A further suggestion is to ‘transform British Patient Capital into a joint-venture vehicle with the private sector.’

British Patient Capital (BPC) was created by the BBB two years ago with £2.5bn to invest over 10 years into venture and venture growth capital funds, working alongside institutional investors to unlock an additional £5bn of patient capital investment.

“We have read the report with interest, and remain focused on delivering our programme, which as of 31 December 2019 has committed over £1bn to venture capital and venture growth funds, with approximately a further £4bn committed alongside us by other institutional investors,” a BPC spokesperson told CityAM. “We regularly share market insight with the government, and any decision on the future direction of British Patient Capital is a matter for government.”

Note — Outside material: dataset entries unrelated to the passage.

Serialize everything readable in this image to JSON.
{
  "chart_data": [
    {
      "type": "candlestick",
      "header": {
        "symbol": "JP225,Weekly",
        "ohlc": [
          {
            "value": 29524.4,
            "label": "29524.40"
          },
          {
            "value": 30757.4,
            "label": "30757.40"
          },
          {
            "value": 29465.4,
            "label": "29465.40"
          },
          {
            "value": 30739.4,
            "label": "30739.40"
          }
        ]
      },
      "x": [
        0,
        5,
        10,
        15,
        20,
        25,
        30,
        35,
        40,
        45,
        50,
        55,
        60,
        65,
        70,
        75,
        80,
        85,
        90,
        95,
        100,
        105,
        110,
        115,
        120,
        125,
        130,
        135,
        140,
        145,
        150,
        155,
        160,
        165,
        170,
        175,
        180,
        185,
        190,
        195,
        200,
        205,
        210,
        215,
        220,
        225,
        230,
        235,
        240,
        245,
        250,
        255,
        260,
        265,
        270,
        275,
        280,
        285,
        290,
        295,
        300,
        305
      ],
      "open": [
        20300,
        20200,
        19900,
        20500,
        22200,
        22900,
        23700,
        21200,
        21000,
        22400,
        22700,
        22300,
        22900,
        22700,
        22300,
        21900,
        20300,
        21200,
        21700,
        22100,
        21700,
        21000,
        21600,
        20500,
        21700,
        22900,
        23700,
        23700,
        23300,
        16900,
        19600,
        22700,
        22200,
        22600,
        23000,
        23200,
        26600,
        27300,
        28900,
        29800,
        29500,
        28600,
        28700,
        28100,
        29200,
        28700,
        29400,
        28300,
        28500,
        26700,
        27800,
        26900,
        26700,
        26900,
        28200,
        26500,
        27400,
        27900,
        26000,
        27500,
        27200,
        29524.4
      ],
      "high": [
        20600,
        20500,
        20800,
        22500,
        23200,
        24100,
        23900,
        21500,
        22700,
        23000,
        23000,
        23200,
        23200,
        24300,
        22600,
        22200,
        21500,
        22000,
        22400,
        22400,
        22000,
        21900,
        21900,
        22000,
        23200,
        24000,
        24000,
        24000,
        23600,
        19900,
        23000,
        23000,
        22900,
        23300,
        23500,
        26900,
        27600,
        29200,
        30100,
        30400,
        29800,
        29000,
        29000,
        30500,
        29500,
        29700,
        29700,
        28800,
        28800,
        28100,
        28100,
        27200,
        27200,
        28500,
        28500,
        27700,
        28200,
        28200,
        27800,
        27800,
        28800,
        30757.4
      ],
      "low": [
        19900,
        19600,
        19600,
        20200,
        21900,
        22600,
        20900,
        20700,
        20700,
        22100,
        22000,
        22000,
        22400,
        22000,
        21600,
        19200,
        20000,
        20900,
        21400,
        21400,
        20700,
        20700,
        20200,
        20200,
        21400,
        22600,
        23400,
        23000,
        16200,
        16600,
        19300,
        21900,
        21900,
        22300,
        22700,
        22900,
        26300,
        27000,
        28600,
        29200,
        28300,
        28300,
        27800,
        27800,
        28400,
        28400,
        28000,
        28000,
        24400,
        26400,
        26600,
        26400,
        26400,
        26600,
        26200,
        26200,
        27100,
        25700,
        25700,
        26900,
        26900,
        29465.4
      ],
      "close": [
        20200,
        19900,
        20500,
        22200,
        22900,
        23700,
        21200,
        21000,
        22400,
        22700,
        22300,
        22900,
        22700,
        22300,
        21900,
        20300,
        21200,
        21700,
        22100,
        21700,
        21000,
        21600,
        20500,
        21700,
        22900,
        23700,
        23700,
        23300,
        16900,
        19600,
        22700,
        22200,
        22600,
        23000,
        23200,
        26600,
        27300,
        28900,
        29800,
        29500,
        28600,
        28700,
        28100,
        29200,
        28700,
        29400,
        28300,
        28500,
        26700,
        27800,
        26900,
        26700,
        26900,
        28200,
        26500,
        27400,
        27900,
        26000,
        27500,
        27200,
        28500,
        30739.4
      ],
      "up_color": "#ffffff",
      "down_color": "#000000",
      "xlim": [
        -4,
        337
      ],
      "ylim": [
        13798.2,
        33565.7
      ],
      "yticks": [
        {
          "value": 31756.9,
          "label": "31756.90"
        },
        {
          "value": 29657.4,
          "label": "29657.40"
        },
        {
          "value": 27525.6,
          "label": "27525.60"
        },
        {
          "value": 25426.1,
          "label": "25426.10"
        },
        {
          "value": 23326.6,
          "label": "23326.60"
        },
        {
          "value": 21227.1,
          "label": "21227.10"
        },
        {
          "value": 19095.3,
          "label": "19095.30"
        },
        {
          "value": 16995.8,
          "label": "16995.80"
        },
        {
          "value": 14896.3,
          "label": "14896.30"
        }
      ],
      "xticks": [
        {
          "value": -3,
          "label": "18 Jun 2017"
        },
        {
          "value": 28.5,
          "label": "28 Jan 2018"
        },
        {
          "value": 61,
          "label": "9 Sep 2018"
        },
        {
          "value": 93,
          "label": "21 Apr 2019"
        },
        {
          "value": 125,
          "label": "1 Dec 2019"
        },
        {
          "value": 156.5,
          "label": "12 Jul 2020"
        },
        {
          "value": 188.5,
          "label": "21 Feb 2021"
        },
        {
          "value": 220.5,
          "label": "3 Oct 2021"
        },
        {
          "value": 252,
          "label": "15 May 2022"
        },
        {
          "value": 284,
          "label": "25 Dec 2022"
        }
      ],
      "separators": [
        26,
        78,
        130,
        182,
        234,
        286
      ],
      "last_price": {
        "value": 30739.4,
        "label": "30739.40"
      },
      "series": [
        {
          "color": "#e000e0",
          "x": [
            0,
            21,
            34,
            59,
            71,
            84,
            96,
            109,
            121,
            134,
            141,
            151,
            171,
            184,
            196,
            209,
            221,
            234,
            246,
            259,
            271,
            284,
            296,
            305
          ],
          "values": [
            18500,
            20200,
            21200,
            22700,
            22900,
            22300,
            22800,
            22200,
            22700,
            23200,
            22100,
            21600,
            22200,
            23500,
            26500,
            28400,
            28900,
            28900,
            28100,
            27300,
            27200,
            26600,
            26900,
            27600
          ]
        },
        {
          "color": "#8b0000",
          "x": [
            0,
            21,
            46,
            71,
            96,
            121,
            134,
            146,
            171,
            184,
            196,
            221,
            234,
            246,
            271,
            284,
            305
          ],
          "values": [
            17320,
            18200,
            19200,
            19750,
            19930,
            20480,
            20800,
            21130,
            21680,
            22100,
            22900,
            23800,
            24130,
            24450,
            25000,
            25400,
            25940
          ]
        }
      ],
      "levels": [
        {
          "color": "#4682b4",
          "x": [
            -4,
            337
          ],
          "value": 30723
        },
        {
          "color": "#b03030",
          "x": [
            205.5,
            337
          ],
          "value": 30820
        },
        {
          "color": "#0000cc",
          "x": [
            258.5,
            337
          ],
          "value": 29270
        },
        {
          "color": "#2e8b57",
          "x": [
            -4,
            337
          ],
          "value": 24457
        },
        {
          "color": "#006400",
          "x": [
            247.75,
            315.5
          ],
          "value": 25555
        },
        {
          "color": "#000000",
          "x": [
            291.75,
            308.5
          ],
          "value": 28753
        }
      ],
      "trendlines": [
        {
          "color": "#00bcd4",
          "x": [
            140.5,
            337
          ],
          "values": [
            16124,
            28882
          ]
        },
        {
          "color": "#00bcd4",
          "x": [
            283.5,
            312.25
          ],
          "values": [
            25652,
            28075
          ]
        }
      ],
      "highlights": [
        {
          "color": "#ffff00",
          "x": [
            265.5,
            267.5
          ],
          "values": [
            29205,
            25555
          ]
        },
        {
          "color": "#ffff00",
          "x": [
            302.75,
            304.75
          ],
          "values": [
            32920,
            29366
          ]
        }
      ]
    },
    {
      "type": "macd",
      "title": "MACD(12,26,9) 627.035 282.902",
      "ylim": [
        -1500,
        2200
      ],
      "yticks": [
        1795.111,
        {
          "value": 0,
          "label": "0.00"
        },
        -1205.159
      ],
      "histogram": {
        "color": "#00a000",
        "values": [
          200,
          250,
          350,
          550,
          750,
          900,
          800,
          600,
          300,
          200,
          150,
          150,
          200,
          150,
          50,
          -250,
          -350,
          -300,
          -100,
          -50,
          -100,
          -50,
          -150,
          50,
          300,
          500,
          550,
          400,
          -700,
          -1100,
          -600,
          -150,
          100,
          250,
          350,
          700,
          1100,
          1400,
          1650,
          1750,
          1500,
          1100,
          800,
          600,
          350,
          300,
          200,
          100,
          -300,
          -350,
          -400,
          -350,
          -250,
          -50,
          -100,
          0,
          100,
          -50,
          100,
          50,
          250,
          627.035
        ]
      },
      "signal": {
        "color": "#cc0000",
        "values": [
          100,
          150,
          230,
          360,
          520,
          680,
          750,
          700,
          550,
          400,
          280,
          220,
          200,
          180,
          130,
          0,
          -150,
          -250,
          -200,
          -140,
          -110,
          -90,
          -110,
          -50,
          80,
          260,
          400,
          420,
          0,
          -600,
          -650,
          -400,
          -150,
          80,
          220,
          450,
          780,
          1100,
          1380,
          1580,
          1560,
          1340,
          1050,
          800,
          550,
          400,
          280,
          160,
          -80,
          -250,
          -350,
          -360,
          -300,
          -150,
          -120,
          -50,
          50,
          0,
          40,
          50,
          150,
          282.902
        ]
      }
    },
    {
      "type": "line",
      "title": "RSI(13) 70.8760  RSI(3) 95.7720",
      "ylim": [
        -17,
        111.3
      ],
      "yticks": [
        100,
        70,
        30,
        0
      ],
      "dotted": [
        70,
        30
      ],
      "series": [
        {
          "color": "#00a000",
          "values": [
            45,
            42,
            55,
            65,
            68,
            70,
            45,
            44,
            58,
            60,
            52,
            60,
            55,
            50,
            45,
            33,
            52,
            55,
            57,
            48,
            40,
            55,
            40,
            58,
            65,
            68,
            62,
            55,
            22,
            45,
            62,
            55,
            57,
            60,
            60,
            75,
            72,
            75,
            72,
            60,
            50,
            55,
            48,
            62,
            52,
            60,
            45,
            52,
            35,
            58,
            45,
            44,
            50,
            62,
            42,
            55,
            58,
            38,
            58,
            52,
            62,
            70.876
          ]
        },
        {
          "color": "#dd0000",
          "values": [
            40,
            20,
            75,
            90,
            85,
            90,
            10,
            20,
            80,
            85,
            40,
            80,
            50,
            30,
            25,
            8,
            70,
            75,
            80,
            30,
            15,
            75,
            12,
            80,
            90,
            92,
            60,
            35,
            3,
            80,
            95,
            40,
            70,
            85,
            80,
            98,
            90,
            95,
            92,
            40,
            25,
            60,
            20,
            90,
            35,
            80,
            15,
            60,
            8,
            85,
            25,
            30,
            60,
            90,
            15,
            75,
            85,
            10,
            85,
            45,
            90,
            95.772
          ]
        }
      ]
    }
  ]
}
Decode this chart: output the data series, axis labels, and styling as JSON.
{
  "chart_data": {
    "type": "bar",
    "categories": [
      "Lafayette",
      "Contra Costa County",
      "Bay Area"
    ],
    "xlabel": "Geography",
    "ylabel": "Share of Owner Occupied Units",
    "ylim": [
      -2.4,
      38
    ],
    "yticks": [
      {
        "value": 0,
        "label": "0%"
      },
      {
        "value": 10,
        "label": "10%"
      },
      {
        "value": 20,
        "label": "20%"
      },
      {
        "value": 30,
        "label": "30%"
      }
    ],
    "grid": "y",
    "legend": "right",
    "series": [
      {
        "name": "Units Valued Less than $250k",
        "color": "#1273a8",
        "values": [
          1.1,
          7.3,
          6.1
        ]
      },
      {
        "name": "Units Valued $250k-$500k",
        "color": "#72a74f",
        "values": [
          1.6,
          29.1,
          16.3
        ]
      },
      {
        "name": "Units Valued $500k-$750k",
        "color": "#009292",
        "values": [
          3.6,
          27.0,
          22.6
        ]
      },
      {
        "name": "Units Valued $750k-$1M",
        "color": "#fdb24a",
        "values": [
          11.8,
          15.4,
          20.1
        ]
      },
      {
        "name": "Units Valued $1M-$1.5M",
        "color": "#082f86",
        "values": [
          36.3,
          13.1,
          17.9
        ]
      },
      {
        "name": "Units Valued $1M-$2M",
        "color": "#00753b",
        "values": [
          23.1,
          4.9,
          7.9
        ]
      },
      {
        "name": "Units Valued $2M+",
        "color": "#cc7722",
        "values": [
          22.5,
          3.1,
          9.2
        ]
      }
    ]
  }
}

Financing Britain’s future stars

Government continues to be focused on reaction to the pandemic, including the schemes launched to help businesses during the crisis.

But as lockdown measures ease, breathing space is emerging for initiatives with longer-term horizons: for example, the recent green light for the Fintech Strategic Review, first announced in March’s Budget.

The Comprehensive Spending Review (CSR), which should be published this autumn, is broader and more significant.

The headlines – even yesterday, as Marks & Spencer announced a whopping 7,000 job losses – lay bare the struggles of so many big companies and, sadly, will likely keep coming. But they also serve indirectly to highlight the importance of having the best funding infrastructure possible in place to enable the corporate stars of the future to fulfil their potential. The Future of Growth Capital, then, makes for timely reading.